School’s In

School’s In

I accidentally set my alarm for seven p.m. instead of seven a.m. and missed half the teacher disorientation this morning. It’s not a big deal, since I’m fairly disoriented already. I’ve decided to make some fairly big changes to my syllabi, though it goes against the opinions expressed by quite a few people I met with today. The changes are based on my experiences last semester; I’m not even going to attempt the “warm fuzzy” getting to know you essay like I did last time. Nothing against what the other people do, but it just isn’t me. I’m into research and argumentation, hardcore.

But I heard some really interesting “process oriented” approaches from other folks that I’ll be anxious to learn the results of. I love teaching in such an open department. I can do whatever works for me and my students without many worries about specifics. My evaluations have all been positive, from both faculty and students, so I think I’m just going to try to refine what I’m doing to be even more focused. Rhetoric is such a chaotic discipline, really. Most of the other teachers are more “creatively” focused than I am. I have trouble with that; I don’t think you can teach creativity. Most of the process games don’t work for me, so find it hard to recommend them to other people. But I’m the exception, and not the rule— most teachers just love free-writing and all that stuff. I’m more interested in critical thinking skills. I’d rather see evidence of that, rather than creativity. Creativity can take care of itself.

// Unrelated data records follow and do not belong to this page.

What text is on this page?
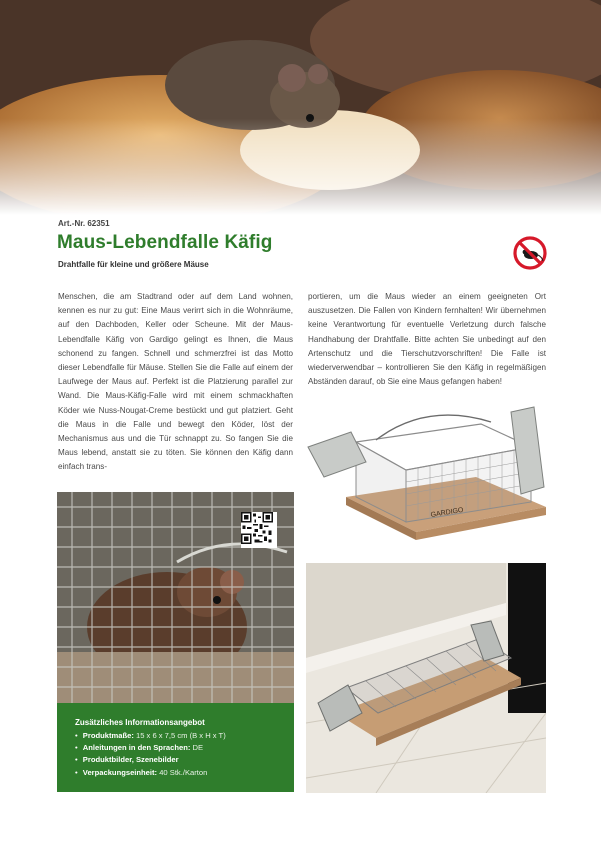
Art.-Nr. 62351
Maus-Lebendfalle Käfig
Drahtfalle für kleine und größere Mäuse
Menschen, die am Stadtrand oder auf dem Land wohnen, kennen es nur zu gut: Eine Maus verirrt sich in die Wohnräume, auf den Dachboden, Keller oder Scheune. Mit der Maus-Lebendfalle Käfig von Gardigo gelingt es Ihnen, die Maus schonend zu fangen. Schnell und schmerzfrei ist das Motto dieser Lebendfalle für Mäuse. Stellen Sie die Falle auf einem der Laufwege der Maus auf. Perfekt ist die Platzierung parallel zur Wand. Die Maus-Käfig-Falle wird mit einem schmackhaften Köder wie Nuss-Nougat-Creme bestückt und gut platziert. Geht die Maus in die Falle und bewegt den Köder, löst der Mechanismus aus und die Tür schnappt zu. So fangen Sie die Maus lebend, anstatt sie zu töten. Sie können den Käfig dann einfach trans-
portieren, um die Maus wieder an einem geeigneten Ort auszusetzen. Die Fallen von Kindern fernhalten! Wir übernehmen keine Verantwortung für eventuelle Verletzung durch falsche Handhabung der Drahtfalle. Bitte achten Sie unbedingt auf den Artenschutz und die Tierschutzvorschriften! Die Falle ist wiederverwendbar – kontrollieren Sie den Käfig in regelmäßigen Abständen darauf, ob Sie eine Maus gefangen haben!
GARDIGO
Zusätzliches Informationsangebot
• Produktmaße: 15 x 6 x 7,5 cm (B x H x T)
• Anleitungen in den Sprachen: DE
• Produktbilder, Szenebilder
• Verpackungseinheit: 40 Stk./Karton
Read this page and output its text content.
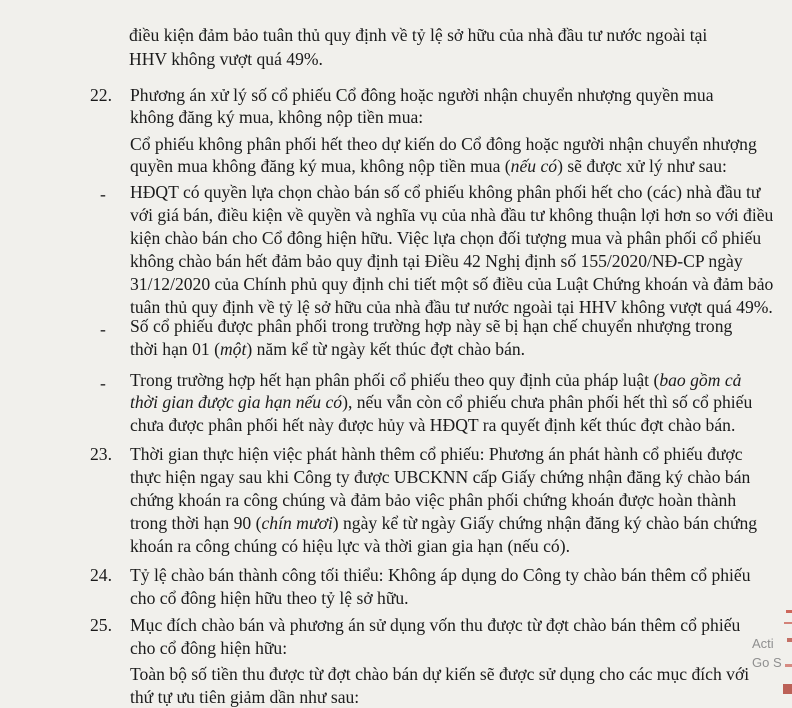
điều kiện đảm bảo tuân thủ quy định về tỷ lệ sở hữu của nhà đầu tư nước ngoài tại
HHV không vượt quá 49%.
22. Phương án xử lý số cổ phiếu Cổ đông hoặc người nhận chuyển nhượng quyền mua
không đăng ký mua, không nộp tiền mua:
Cổ phiếu không phân phối hết theo dự kiến do Cổ đông hoặc người nhận chuyển nhượng
quyền mua không đăng ký mua, không nộp tiền mua (nếu có) sẽ được xử lý như sau:
- HĐQT có quyền lựa chọn chào bán số cổ phiếu không phân phối hết cho (các) nhà đầu tư
với giá bán, điều kiện về quyền và nghĩa vụ của nhà đầu tư không thuận lợi hơn so với điều
kiện chào bán cho Cổ đông hiện hữu. Việc lựa chọn đối tượng mua và phân phối cổ phiếu
không chào bán hết đảm bảo quy định tại Điều 42 Nghị định số 155/2020/NĐ-CP ngày
31/12/2020 của Chính phủ quy định chi tiết một số điều của Luật Chứng khoán và đảm bảo
tuân thủ quy định về tỷ lệ sở hữu của nhà đầu tư nước ngoài tại HHV không vượt quá 49%.
- Số cổ phiếu được phân phối trong trường hợp này sẽ bị hạn chế chuyển nhượng trong
thời hạn 01 (một) năm kể từ ngày kết thúc đợt chào bán.
- Trong trường hợp hết hạn phân phối cổ phiếu theo quy định của pháp luật (bao gồm cả
thời gian được gia hạn nếu có), nếu vẫn còn cổ phiếu chưa phân phối hết thì số cổ phiếu
chưa được phân phối hết này được hủy và HĐQT ra quyết định kết thúc đợt chào bán.
23. Thời gian thực hiện việc phát hành thêm cổ phiếu: Phương án phát hành cổ phiếu được
thực hiện ngay sau khi Công ty được UBCKNN cấp Giấy chứng nhận đăng ký chào bán
chứng khoán ra công chúng và đảm bảo việc phân phối chứng khoán được hoàn thành
trong thời hạn 90 (chín mươi) ngày kể từ ngày Giấy chứng nhận đăng ký chào bán chứng
khoán ra công chúng có hiệu lực và thời gian gia hạn (nếu có).
24. Tỷ lệ chào bán thành công tối thiểu: Không áp dụng do Công ty chào bán thêm cổ phiếu
cho cổ đông hiện hữu theo tỷ lệ sở hữu.
25. Mục đích chào bán và phương án sử dụng vốn thu được từ đợt chào bán thêm cổ phiếu
cho cổ đông hiện hữu:
Toàn bộ số tiền thu được từ đợt chào bán dự kiến sẽ được sử dụng cho các mục đích với
thứ tự ưu tiên giảm dần như sau:
Acti
Go S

“But Jeff, you’re so creative . . .” I get so sick of hearing that. Being creative never did me much good. I don’t mean to be so bitter about it, but I am. I think of critical reading and writing as fundamental life skills. Being able to express yourself is a life skill as well, but if you can read and write critically, then being able to express yourself will naturally follow— this is an ass-backwards way of looking at it compared to most pedagogical practice. But it works better for me.

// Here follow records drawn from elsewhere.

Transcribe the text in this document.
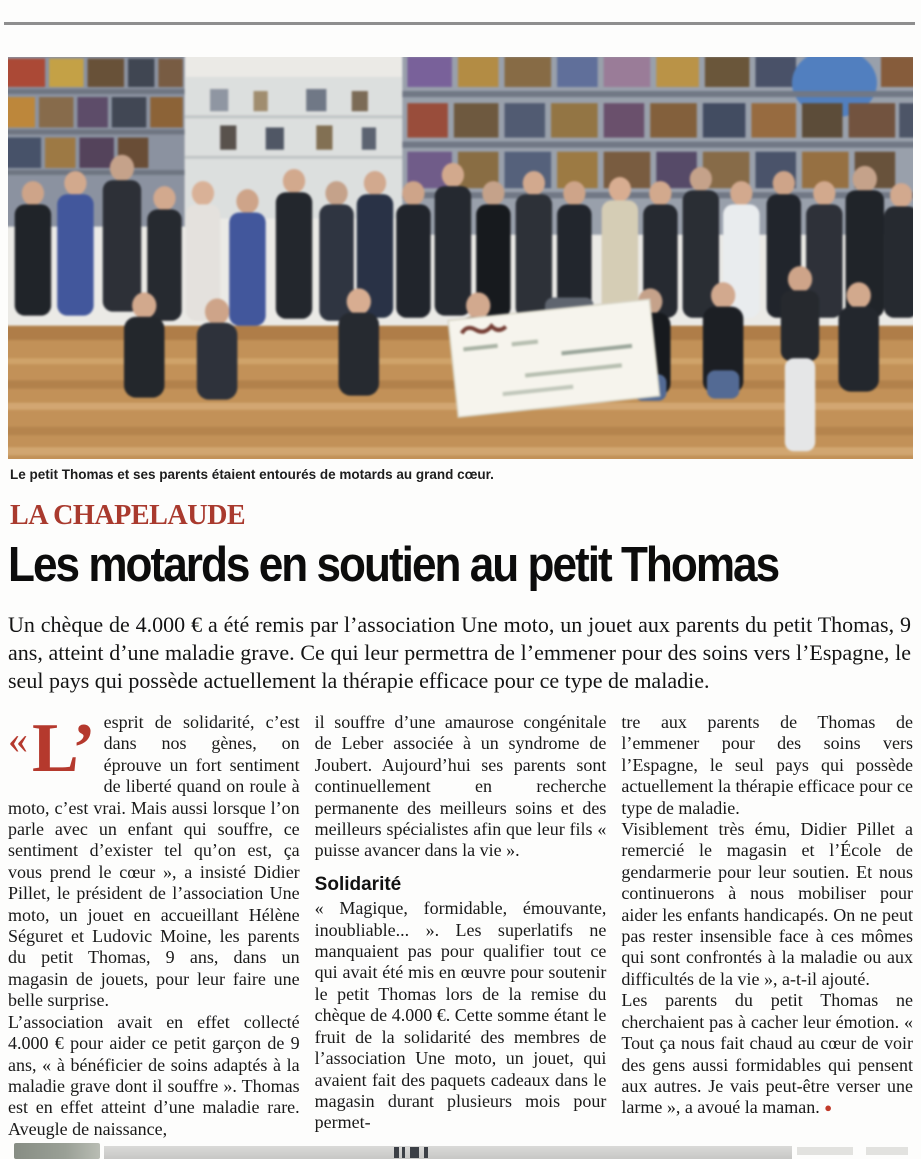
Le petit Thomas et ses parents étaient entourés de motards au grand cœur.
LA CHAPELAUDE
Les motards en soutien au petit Thomas
Un chèque de 4.000 € a été remis par l’association Une moto, un jouet aux parents du petit Thomas, 9 ans, atteint d’une maladie grave. Ce qui leur permettra de l’emmener pour des soins vers l’Espagne, le seul pays qui possède actuellement la thérapie efficace pour ce type de maladie.

«L’ esprit de solidarité, c’est dans nos gènes, on éprouve un fort sentiment de liberté quand on roule à moto, c’est vrai. Mais aussi lorsque l’on parle avec un enfant qui souffre, ce sentiment d’exister tel qu’on est, ça vous prend le cœur », a insisté Didier Pillet, le président de l’association Une moto, un jouet en accueillant Hélène Séguret et Ludovic Moine, les parents du petit Thomas, 9 ans, dans un magasin de jouets, pour leur faire une belle surprise.

L’association avait en effet collecté 4.000 € pour aider ce petit garçon de 9 ans, « à bénéficier de soins adaptés à la maladie grave dont il souffre ». Thomas est en effet atteint d’une maladie rare. Aveugle de naissance,

il souffre d’une amaurose congénitale de Leber associée à un syndrome de Joubert. Aujourd’hui ses parents sont continuellement en recherche permanente des meilleurs soins et des meilleurs spécialistes afin que leur fils « puisse avancer dans la vie ».

Solidarité

« Magique, formidable, émouvante, inoubliable... ». Les superlatifs ne manquaient pas pour qualifier tout ce qui avait été mis en œuvre pour soutenir le petit Thomas lors de la remise du chèque de 4.000 €. Cette somme étant le fruit de la solidarité des membres de l’association Une moto, un jouet, qui avaient fait des paquets cadeaux dans le magasin durant plusieurs mois pour permet-

tre aux parents de Thomas de l’emmener pour des soins vers l’Espagne, le seul pays qui possède actuellement la thérapie efficace pour ce type de maladie.

Visiblement très ému, Didier Pillet a remercié le magasin et l’École de gendarmerie pour leur soutien. Et nous continuerons à nous mobiliser pour aider les enfants handicapés. On ne peut pas rester insensible face à ces mômes qui sont confrontés à la maladie ou aux difficultés de la vie », a-t-il ajouté.

Les parents du petit Thomas ne cherchaient pas à cacher leur émotion. « Tout ça nous fait chaud au cœur de voir des gens aussi formidables qui pensent aux autres. Je vais peut-être verser une larme », a avoué la maman. ●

Precious few people can earn a living expressing themselves. College costs a lot of money. It seems foolhardy to me to even suggest that creative writing is a way of conquering the world, especially at these prices. However, it’s a powerful way of getting to know yourself. I believe in the utility of literature, and of composition, and in helping people understand themselves and the way the world conspires to steer them into being good little cogs. It’s important as hell. But the skills of being able to research and evaluate arguments across all disciplinary boundaries must be taught by someone, and personally I think that is the primary job of first-year composition.

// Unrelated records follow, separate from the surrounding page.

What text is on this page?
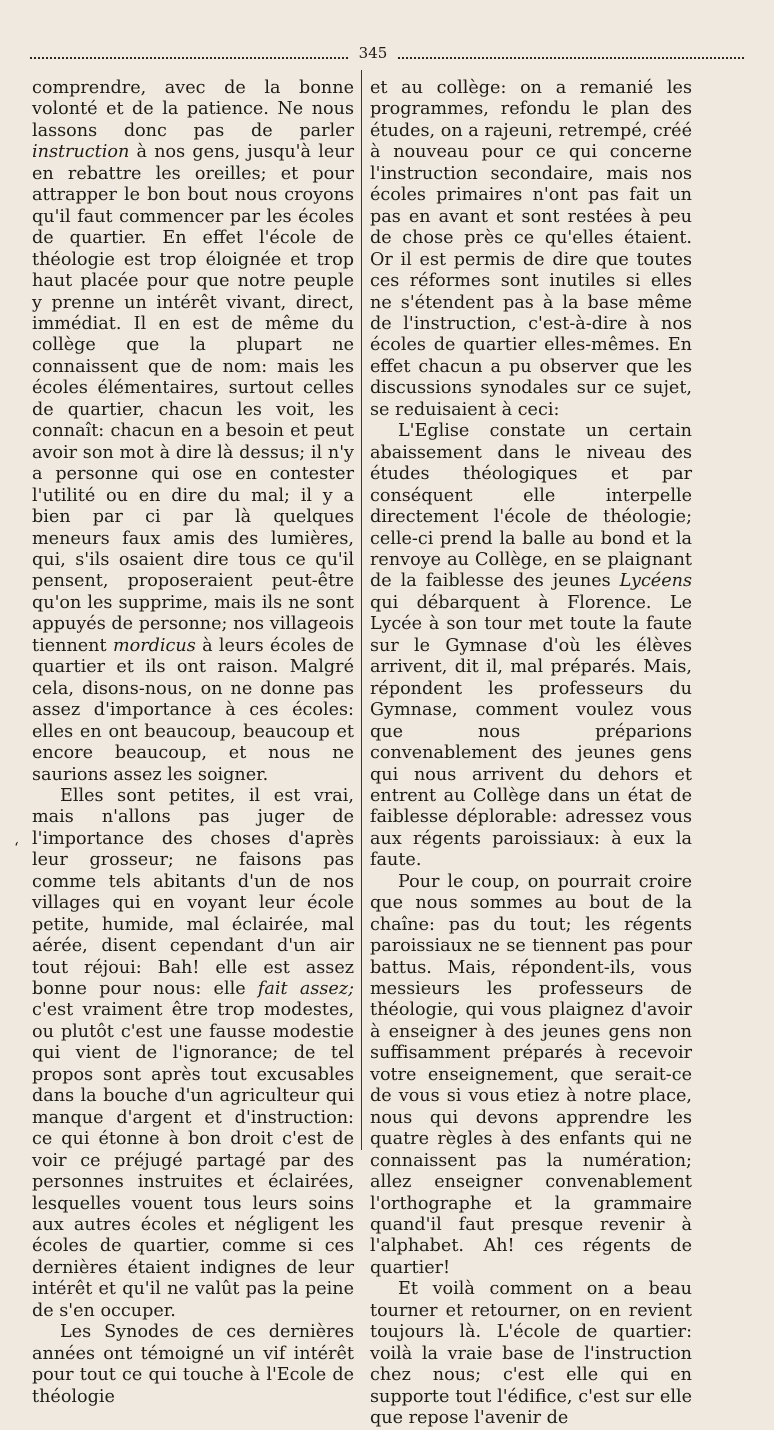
345
‘

comprendre, avec de la bonne volonté et de la patience. Ne nous lassons donc pas de parler instruction à nos gens, jusqu'à leur en rebattre les oreilles; et pour attrapper le bon bout nous croyons qu'il faut commencer par les écoles de quartier. En effet l'école de théologie est trop éloignée et trop haut placée pour que notre peuple y prenne un intérêt vivant, direct, immédiat. Il en est de même du collège que la plupart ne connaissent que de nom: mais les écoles élémentaires, surtout celles de quartier, chacun les voit, les connaît: chacun en a besoin et peut avoir son mot à dire là dessus; il n'y a personne qui ose en contester l'utilité ou en dire du mal; il y a bien par ci par là quelques meneurs faux amis des lumières, qui, s'ils osaient dire tous ce qu'il pensent, proposeraient peut-être qu'on les supprime, mais ils ne sont appuyés de personne; nos villageois tiennent mordicus à leurs écoles de quartier et ils ont raison. Malgré cela, disons-nous, on ne donne pas assez d'importance à ces écoles: elles en ont beaucoup, beaucoup et encore beaucoup, et nous ne saurions assez les soigner.

Elles sont petites, il est vrai, mais n'allons pas juger de l'importance des choses d'après leur grosseur; ne faisons pas comme tels abitants d'un de nos villages qui en voyant leur école petite, humide, mal éclairée, mal aérée, disent cependant d'un air tout réjoui: Bah! elle est assez bonne pour nous: elle fait assez; c'est vraiment être trop modestes, ou plutôt c'est une fausse modestie qui vient de l'ignorance; de tel propos sont après tout excusables dans la bouche d'un agriculteur qui manque d'argent et d'instruction: ce qui étonne à bon droit c'est de voir ce préjugé partagé par des personnes instruites et éclairées, lesquelles vouent tous leurs soins aux autres écoles et négligent les écoles de quartier, comme si ces dernières étaient indignes de leur intérêt et qu'il ne valût pas la peine de s'en occuper.

Les Synodes de ces dernières années ont témoigné un vif intérêt pour tout ce qui touche à l'Ecole de théologie

et au collège: on a remanié les programmes, refondu le plan des études, on a rajeuni, retrempé, créé à nouveau pour ce qui concerne l'instruction secondaire, mais nos écoles primaires n'ont pas fait un pas en avant et sont restées à peu de chose près ce qu'elles étaient. Or il est permis de dire que toutes ces réformes sont inutiles si elles ne s'étendent pas à la base même de l'instruction, c'est-à-dire à nos écoles de quartier elles-mêmes. En effet chacun a pu observer que les discussions synodales sur ce sujet, se reduisaient à ceci:

L'Eglise constate un certain abaissement dans le niveau des études théologiques et par conséquent elle interpelle directement l'école de théologie; celle-ci prend la balle au bond et la renvoye au Collège, en se plaignant de la faiblesse des jeunes Lycéens qui débarquent à Florence. Le Lycée à son tour met toute la faute sur le Gymnase d'où les élèves arrivent, dit il, mal préparés. Mais, répondent les professeurs du Gymnase, comment voulez vous que nous préparions convenablement des jeunes gens qui nous arrivent du dehors et entrent au Collège dans un état de faiblesse déplorable: adressez vous aux régents paroissiaux: à eux la faute.

Pour le coup, on pourrait croire que nous sommes au bout de la chaîne: pas du tout; les régents paroissiaux ne se tiennent pas pour battus. Mais, répondent-ils, vous messieurs les professeurs de théologie, qui vous plaignez d'avoir à enseigner à des jeunes gens non suffisamment préparés à recevoir votre enseignement, que serait-ce de vous si vous etiez à notre place, nous qui devons apprendre les quatre règles à des enfants qui ne connaissent pas la numération; allez enseigner convenablement l'orthographe et la grammaire quand'il faut presque revenir à l'alphabet. Ah! ces régents de quartier!

Et voilà comment on a beau tourner et retourner, on en revient toujours là. L'école de quartier: voilà la vraie base de l'instruction chez nous; c'est elle qui en supporte tout l'édifice, c'est sur elle que repose l'avenir de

2 thoughts on “School’s In”

  1. I’m hesitantly with you, Jeff. I’m hesitant, because I respect the advocates of process and creativity enough not to gainsay them just because I set myself a different task with beginning writers. I’m with you not so much ’cause I think that creativity can take care of itself (though I doubt it’s waiting on me to take care of it), but because critical thinking and clear, articulate expression are capacities with ramifications that extend into practically every sphere of life. Moreover, those capacities are grossly undervalued in our cultural setting, despite the innumerable conflicts, disappointments, misunderstandings, and deceptions that flourish because people don’t bother to express clearly what they mean, or because people don’t expect to be held accountable for what they do in fact say.
    More than once, I’ve pointed out a problem in what a student or preacher said in a formal, public presentation, to which he responded, “But I didn’t mean that.” Well, good; but if you didn’t mean that, it would have been worth your trouble not to say it. And this mode of “expressing oneself” actually undergirds creativity, for the creativity I most admire involves saying just what one means to say (creatively). Joyce didn’t write Ulysses by just lolling about “being creative.”
    Sorry–I get worked up about this. Fight the good fight, Jeff.